Los mercados internacionales también desentonan. Los ingresos internacionales se incrementaron solo un 4% en términos nominales, y un 3% cuando se ajusta por la inflación, un reflejo de la persistente debilidad en Europa y el Reino Unido, con un impacto especialmente notable en el mercado británico y alemán. Jamie Miller, la directora financiera, hizo hincapié en el “crecimiento más lento en el sector de viajes y en el crecimiento moderado en Europa”, pintando un panorama desolador.

La reestructuración y el peso de la tecnología
El CEO, Enrique Lores, no se anda con rodeos. Reconoció la necesidad de una inversión masiva en la modernización de la plataforma tecnológica, una consecuencia directa de años de descuidar la innovación. La compañía ha anunciado una reestructuración en tres líneas de negocio y apunta a generar ahorros de al menos 1.500 millones de dólares en los próximos dos a tres años mediante la automatización y la inteligencia artificial. Esta apuesta por la eficiencia, aunque necesaria, podría ser insuficiente para redefinir la estrategia de la compañía.

Un entorno competitivo brutal
La realidad es que PayPal se enfrenta a un entorno despiadado.
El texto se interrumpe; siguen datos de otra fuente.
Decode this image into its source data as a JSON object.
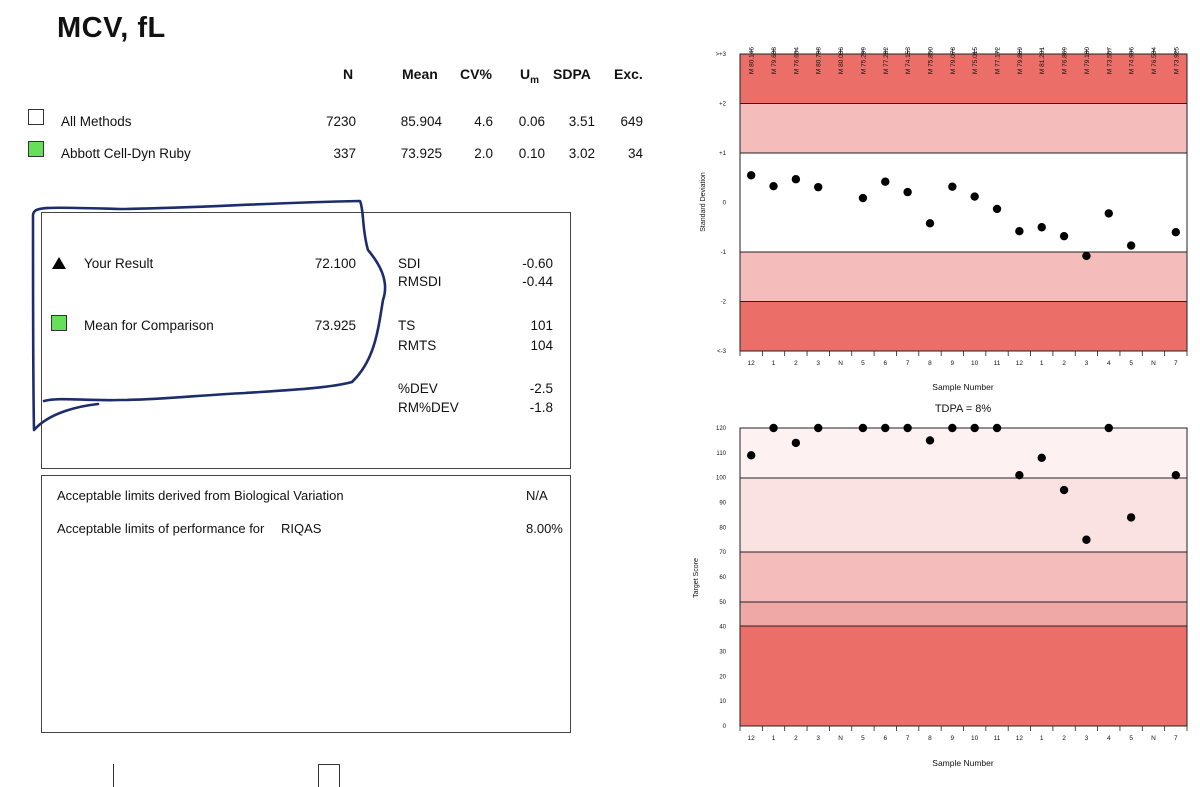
{
  "title": "MCV, fL",
  "stats_header": {
    "n": "N",
    "mean": "Mean",
    "cv": "CV%",
    "um": "U",
    "um_sub": "m",
    "sdpa": "SDPA",
    "exc": "Exc."
  },
  "stats_rows": [
    {
      "label": "All Methods",
      "n": "7230",
      "mean": "85.904",
      "cv": "4.6",
      "um": "0.06",
      "sdpa": "3.51",
      "exc": "649"
    },
    {
      "label": "Abbott Cell-Dyn Ruby",
      "n": "337",
      "mean": "73.925",
      "cv": "2.0",
      "um": "0.10",
      "sdpa": "3.02",
      "exc": "34"
    }
  ],
  "result": {
    "your_result_label": "Your Result",
    "your_result_value": "72.100",
    "mean_label": "Mean for Comparison",
    "mean_value": "73.925",
    "sdi_label": "SDI",
    "sdi_value": "-0.60",
    "rmsdi_label": "RMSDI",
    "rmsdi_value": "-0.44",
    "ts_label": "TS",
    "ts_value": "101",
    "rmts_label": "RMTS",
    "rmts_value": "104",
    "dev_label": "%DEV",
    "dev_value": "-2.5",
    "rmdev_label": "RM%DEV",
    "rmdev_value": "-1.8"
  },
  "limits": {
    "bio_label": "Acceptable limits derived from Biological Variation",
    "bio_value": "N/A",
    "perf_label": "Acceptable limits of performance for",
    "perf_scheme": "RIQAS",
    "perf_value": "8.00%"
  },
  "colors": {
    "dark_band": "#ec6e68",
    "mid_band": "#f4bcbb",
    "light_band": "#f9e2e1",
    "lightest_band": "#fdf2f1",
    "green": "#66e05a",
    "annotation": "#1d2d6b"
  },
  "chart_data": [
    {
      "type": "scatter",
      "title": "",
      "xlabel": "Sample Number",
      "ylabel": "Standard Deviation",
      "top_labels": [
        "M 80.146",
        "M 79.638",
        "M 76.604",
        "M 80.798",
        "M 80.036",
        "M 75.299",
        "M 77.282",
        "M 74.153",
        "M 75.850",
        "M 79.078",
        "M 75.015",
        "M 77.172",
        "M 79.869",
        "M 81.201",
        "M 76.869",
        "M 79.180",
        "M 73.557",
        "M 74.906",
        "M 76.534",
        "M 73.925"
      ],
      "categories": [
        "12",
        "1",
        "2",
        "3",
        "N",
        "5",
        "6",
        "7",
        "8",
        "9",
        "10",
        "11",
        "12",
        "1",
        "2",
        "3",
        "4",
        "5",
        "N",
        "7"
      ],
      "ytick_labels": [
        ">+3",
        "+2",
        "+1",
        "0",
        "-1",
        "-2",
        "<-3"
      ],
      "ylim": [
        -3,
        3
      ],
      "values": [
        0.55,
        0.33,
        0.47,
        0.31,
        null,
        0.09,
        0.42,
        0.21,
        -0.42,
        0.32,
        0.12,
        -0.13,
        -0.58,
        -0.5,
        -0.68,
        -1.08,
        -0.22,
        -0.87,
        null,
        -0.6
      ]
    },
    {
      "type": "scatter",
      "title": "TDPA = 8%",
      "xlabel": "Sample Number",
      "ylabel": "Target Score",
      "categories": [
        "12",
        "1",
        "2",
        "3",
        "N",
        "5",
        "6",
        "7",
        "8",
        "9",
        "10",
        "11",
        "12",
        "1",
        "2",
        "3",
        "4",
        "5",
        "N",
        "7"
      ],
      "ytick_labels": [
        "120",
        "110",
        "100",
        "90",
        "80",
        "70",
        "60",
        "50",
        "40",
        "30",
        "20",
        "10",
        "0"
      ],
      "ylim": [
        0,
        120
      ],
      "values": [
        109,
        120,
        114,
        120,
        null,
        120,
        120,
        120,
        115,
        120,
        120,
        120,
        101,
        108,
        95,
        75,
        120,
        84,
        null,
        101
      ]
    }
  ]
}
Apple Pay sigue ganando terreno en el ‘branded checkout’, mientras que Cash App de Block y Stripe, con sus modelos disruptivos, erosionan la cuota de mercado de Venmo y Braintree. Incluso las stablecoins representan una amenaza a largo plazo. Miller misma lo reconoció: la empresa opera en una industria “dinámica” y “altamente competitiva”. La debilidad en las ventas y la presión sobre los márgenes sugieren que PayPal está luchando por defender una posición que, en lugar de expandirse, se está reduciendo.
A pesar de las pérdidas, PayPal generó 6.800 millones de dólares en flujo de caja libre ajustado, devolvió 6.000 millones a los accionistas a través de recompra de acciones, y recientemente introdujo un dividendo de 0.14 dólares por acción. Sin embargo, esta situación de aparente solidez se ve empañada por el precio de la acción, que ha caído a un nivel notablemente bajo, alrededor de los 9 veces las ganancias. La clave está en si el plan de transformación será capaz de revertir esta tendencia, o si PayPal seguirá luchando por su supervivencia en un mercado implacable.